Zhabinskiy is keen to emphasize that the AI used to generate these images was trained using data shot in-house, rather than using stock media or scraping photographs from the internet. “Such an approach requires thousands of hours of labor, but in the end, it will certainly be worth it!” exclaims an Icons8 blog post. Ivan Braun, the founder of Icons8, says that in total the team took 29,000 pictures of 69 models over the course of three years which it used to train its algorithm.
This is just an example of how quickly things can change. While the photos from this site are a "work in progress" there is no doubt that, over time, the system will produce better content. After this, who knows what could be added to the library. One can imagine the AI being able to create landscape and other commonly used photos after being fed thousands of pictures.
A key part of all this is how the photos are completely free. This is eliminating a potential expense that many companies have when putting together marketing materials. Of course, like most things affected by AI, it could also mean a loss of revenue for many photographers who produce the pictures that are sold.

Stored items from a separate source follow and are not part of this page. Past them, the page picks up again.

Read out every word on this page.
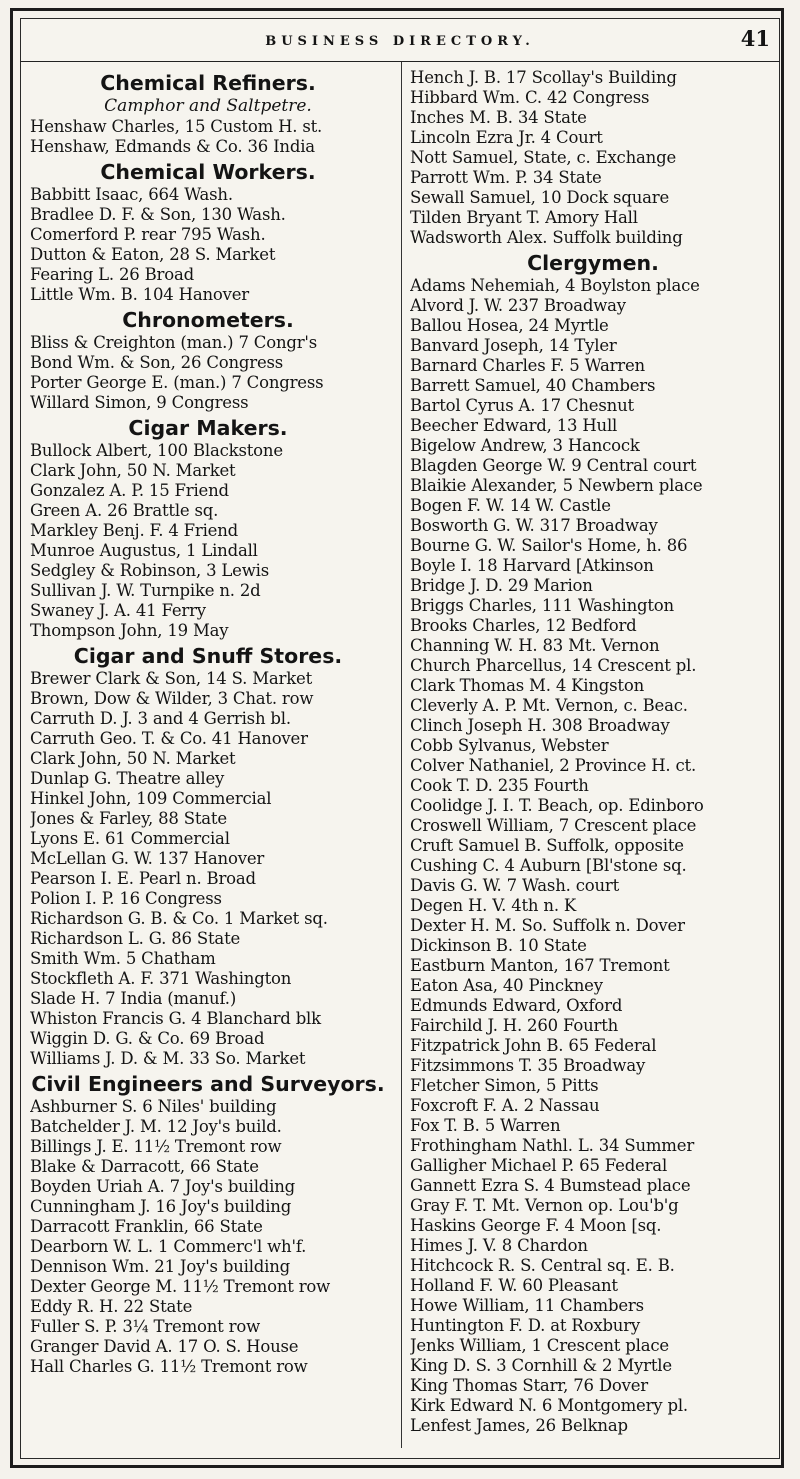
BUSINESS DIRECTORY.	41
Chemical Refiners.
Camphor and Saltpetre.
Henshaw Charles, 15 Custom H. st.
Henshaw, Edmands & Co. 36 India
Chemical Workers.
Babbitt Isaac, 664 Wash.
Bradlee D. F. & Son, 130 Wash.
Comerford P. rear 795 Wash.
Dutton & Eaton, 28 S. Market
Fearing L. 26 Broad
Little Wm. B. 104 Hanover
Chronometers.
Bliss & Creighton (man.) 7 Congr's
Bond Wm. & Son, 26 Congress
Porter George E. (man.) 7 Congress
Willard Simon, 9 Congress
Cigar Makers.
Bullock Albert, 100 Blackstone
Clark John, 50 N. Market
Gonzalez A. P. 15 Friend
Green A. 26 Brattle sq.
Markley Benj. F. 4 Friend
Munroe Augustus, 1 Lindall
Sedgley & Robinson, 3 Lewis
Sullivan J. W. Turnpike n. 2d
Swaney J. A. 41 Ferry
Thompson John, 19 May
Cigar and Snuff Stores.
Brewer Clark & Son, 14 S. Market
Brown, Dow & Wilder, 3 Chat. row
Carruth D. J. 3 and 4 Gerrish bl.
Carruth Geo. T. & Co. 41 Hanover
Clark John, 50 N. Market
Dunlap G. Theatre alley
Hinkel John, 109 Commercial
Jones & Farley, 88 State
Lyons E. 61 Commercial
McLellan G. W. 137 Hanover
Pearson I. E. Pearl n. Broad
Polion I. P. 16 Congress
Richardson G. B. & Co. 1 Market sq.
Richardson L. G. 86 State
Smith Wm. 5 Chatham
Stockfleth A. F. 371 Washington
Slade H. 7 India (manuf.)
Whiston Francis G. 4 Blanchard blk
Wiggin D. G. & Co. 69 Broad
Williams J. D. & M. 33 So. Market
Civil Engineers and Surveyors.
Ashburner S. 6 Niles' building
Batchelder J. M. 12 Joy's build.
Billings J. E. 11½ Tremont row
Blake & Darracott, 66 State
Boyden Uriah A. 7 Joy's building
Cunningham J. 16 Joy's building
Darracott Franklin, 66 State
Dearborn W. L. 1 Commerc'l wh'f.
Dennison Wm. 21 Joy's building
Dexter George M. 11½ Tremont row
Eddy R. H. 22 State
Fuller S. P. 3¼ Tremont row
Granger David A. 17 O. S. House
Hall Charles G. 11½ Tremont row
Hench J. B. 17 Scollay's Building
Hibbard Wm. C. 42 Congress
Inches M. B. 34 State
Lincoln Ezra Jr. 4 Court
Nott Samuel, State, c. Exchange
Parrott Wm. P. 34 State
Sewall Samuel, 10 Dock square
Tilden Bryant T. Amory Hall
Wadsworth Alex. Suffolk building
Clergymen.
Adams Nehemiah, 4 Boylston place
Alvord J. W. 237 Broadway
Ballou Hosea, 24 Myrtle
Banvard Joseph, 14 Tyler
Barnard Charles F. 5 Warren
Barrett Samuel, 40 Chambers
Bartol Cyrus A. 17 Chesnut
Beecher Edward, 13 Hull
Bigelow Andrew, 3 Hancock
Blagden George W. 9 Central court
Blaikie Alexander, 5 Newbern place
Bogen F. W. 14 W. Castle
Bosworth G. W. 317 Broadway
Bourne G. W. Sailor's Home, h. 86
Boyle I. 18 Harvard [Atkinson
Bridge J. D. 29 Marion
Briggs Charles, 111 Washington
Brooks Charles, 12 Bedford
Channing W. H. 83 Mt. Vernon
Church Pharcellus, 14 Crescent pl.
Clark Thomas M. 4 Kingston
Cleverly A. P. Mt. Vernon, c. Beac.
Clinch Joseph H. 308 Broadway
Cobb Sylvanus, Webster
Colver Nathaniel, 2 Province H. ct.
Cook T. D. 235 Fourth
Coolidge J. I. T. Beach, op. Edinboro
Croswell William, 7 Crescent place
Cruft Samuel B. Suffolk, opposite
Cushing C. 4 Auburn [Bl'stone sq.
Davis G. W. 7 Wash. court
Degen H. V. 4th n. K
Dexter H. M. So. Suffolk n. Dover
Dickinson B. 10 State
Eastburn Manton, 167 Tremont
Eaton Asa, 40 Pinckney
Edmunds Edward, Oxford
Fairchild J. H. 260 Fourth
Fitzpatrick John B. 65 Federal
Fitzsimmons T. 35 Broadway
Fletcher Simon, 5 Pitts
Foxcroft F. A. 2 Nassau
Fox T. B. 5 Warren
Frothingham Nathl. L. 34 Summer
Galligher Michael P. 65 Federal
Gannett Ezra S. 4 Bumstead place
Gray F. T. Mt. Vernon op. Lou'b'g
Haskins George F. 4 Moon [sq.
Himes J. V. 8 Chardon
Hitchcock R. S. Central sq. E. B.
Holland F. W. 60 Pleasant
Howe William, 11 Chambers
Huntington F. D. at Roxbury
Jenks William, 1 Crescent place
King D. S. 3 Cornhill & 2 Myrtle
King Thomas Starr, 76 Dover
Kirk Edward N. 6 Montgomery pl.
Lenfest James, 26 Belknap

While we are at it, what about the world of modeling. In this instance, the company used models to train the AI system. However, if they chose the route of feeding it millions of photos from online, this could eliminate this expense (if there was one).
We can already see the idea of using this type of technology for movies. Who is going to be the first AI generated movie star? Does that sound too outlandish? Scooby Doo was not real yet is known by kids all over the world. The same is true for Homer Simpson.
If AI can write the scripts, develop the characters, and film the movie, what is the cost of that? Also, how many more films a year would come out due to this technology. Some might say the loss of connection with the human actors would be a set back but I don't think too many would care. Sure there are ardent fans but most people aren't over the top about a particular actor or actress.
Thus far, the main barrier to this transformation is the quality of what is produced. AI generated music, at this point, still lags that created by humans. We can also see that most of these photos are not quite up to par with what humans are developing.
This, however, is just a timing thing. Give it another year or two and I would expect the AI system to be greatly improved. When that happens, how will it change a variety of industries.
The next decade is going to force us to question a lot of long held beliefs. Does a movie need actual people in it to be highly successful? Will people really care if music is created by a computer instead of humans? Does it matter if the products we consume were fully developed by AI?
These are questions that have more than just technological implications. There is also a financial side to all this which is profound. Who is going to benefit from the AI and the increase in profit margins? How are we going to deal with the fallout of industries getting obliterated, at least from an employment perspective?
All this ties into the idea of "abundance". When something is abundance, the monetary value tends to seep out of it. That is why we have an economy that strives to create scarcity. In this instance, tens of millions of royalty free photos would alter a number of different industries. When that happens, the consumer benefits greatly but the producer tends to suffer.
We already saw this process with information, music, video, and long distance communication. Over the next decade, we are going to see dozen of other situations arise that follow the same path.
It is a rapidly changing world that few are aware of. Sadly, many are going to get their wake up call with the metaphorical slap to the face.